Ma: — Lontano dagli occhi, lontano dal cuore — sospirava Domitilla; e il Gabrii rispondeva che mancatogli oramai ogni speranza di tornare a Parma, il povero amico cercava forse dimenticarsi delle persone fide, che non si dimenticavano di lui.

Frattanto don Alfonso, il quale mandava lettere e non riceveva piú notizia di nessuno, dubitava che qualche sciagura fosse intervenuta a Gabrio, temeva che Gabrio tacesse per tacergli qualche sventura della dama, supponeva fino d’essere stato abbandonato dall’amante e dall’amico. E nel ricordo, irremovibile dal suo pensiero, l’amaro e nero ricordo di quel fatto pe ’l quale viveva nell’esilio, sorgeva insistente e tormentoso in atto di dolore e di maledizione la bella donna ch’egli amava, ch’egli invocava, desto e nei sogni, sempre; né ardiva figurarsela, pure nell’avvenire, innamorata d’altri.

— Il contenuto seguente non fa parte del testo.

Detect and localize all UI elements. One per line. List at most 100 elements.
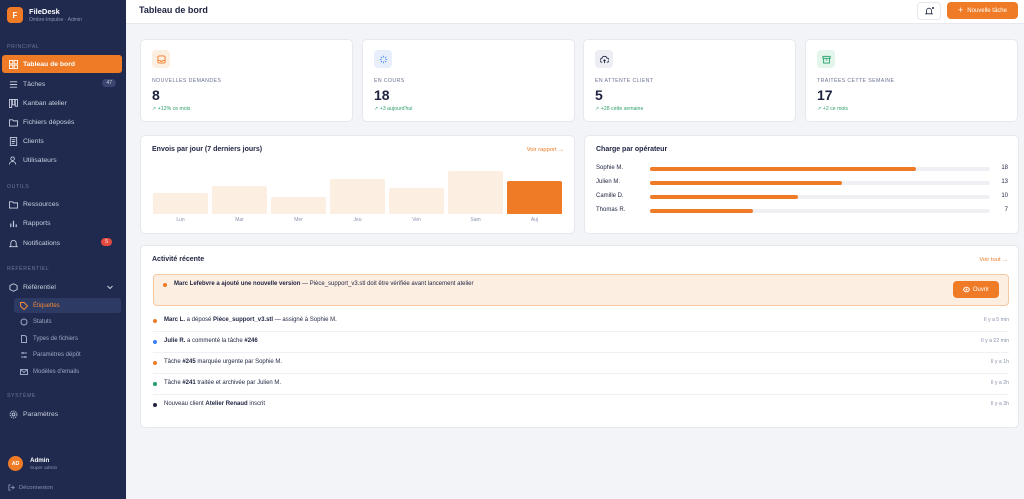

La verità don Alfonso l’apprese tardi. Incontrò un giorno certo gentiluomo della sua città che era venuto in missione per il duca Odoardo alla [p. 188 modifica] corte di Torino, e gli domandò nuova dell’amico Gabrio.

Rispose il gentiluomo:

— Ha sposata la dama che si diceva sorella del Palmenghi.

— Vittoria! — gridò don Alfonso, cui parve ricevere d’un coltello nel cuore.

— Vittoria facile per i suoi amanti — disse l’altro sorridendo del motto —; ma essa ha nome Domitilla.

Don Alfonso n’aveva imparato abbastanza, e dissimulando quel che pativa dentro, volle sapere di piú: chiese piú cose, e infine che cagione si fosse data in Parma alla sua rissa co ’l Palmenghi. — Che l’uno di voi era geloso dell’altro, o che Domitilla spinse l’uno a liberarla dell’altro. Ma un terzo ha goduto.

Cadutagli la benda dagli occhi, don Alfonso credè scorgere anche oltre la verità vera. L’amore della dama per lui era dunque stato uno svago, un sollazzo cominciato colla bugia del nome ambiguo che quella, cosí per gioco, aveva assunto, e proseguito per una tragedia fino al tradimento: [p. 189 modifica] già prima d’avvolgere lui in quegli inganni ella forse amava Gabrio! Forse questa era stata la pena segreta che un tempo aveva sorpresa in lei! La rivedeva, adesso, come nel giorno che gli aveva detto d’amarlo, lagrimosa, e come nella sera della dedizione, vittoriosa e vinta; la vedeva, lei che gli aveva accesa nelle vene la febbre della voluttà, fremere ora di voluttà tra le braccia di Gabrio, obliosa, sorridente, perfida.

Cercò imagini diverse: Gabrio che cadeva ferito sanguinando e Domitilla che gemeva nella solitudine d’un chiostro; e meditò la vendetta, la preparò con brama feroce, la pregustò con gioia feroce.

Il conte e la contessa Gabrii tornavano una sera dalla loro villa a Parma, quando, a una svolta della strada, un uomo tese il braccio armato di pistola verso il cocchio.

— Gesummaria! — fece a pena il conte, ricevendo il colpo.

Chi aveva tradito l’amicizia s’era meritato di morire; chi aveva tradito l’amore meritava di vivere, sola, nel rimpianto e coi rimorsi.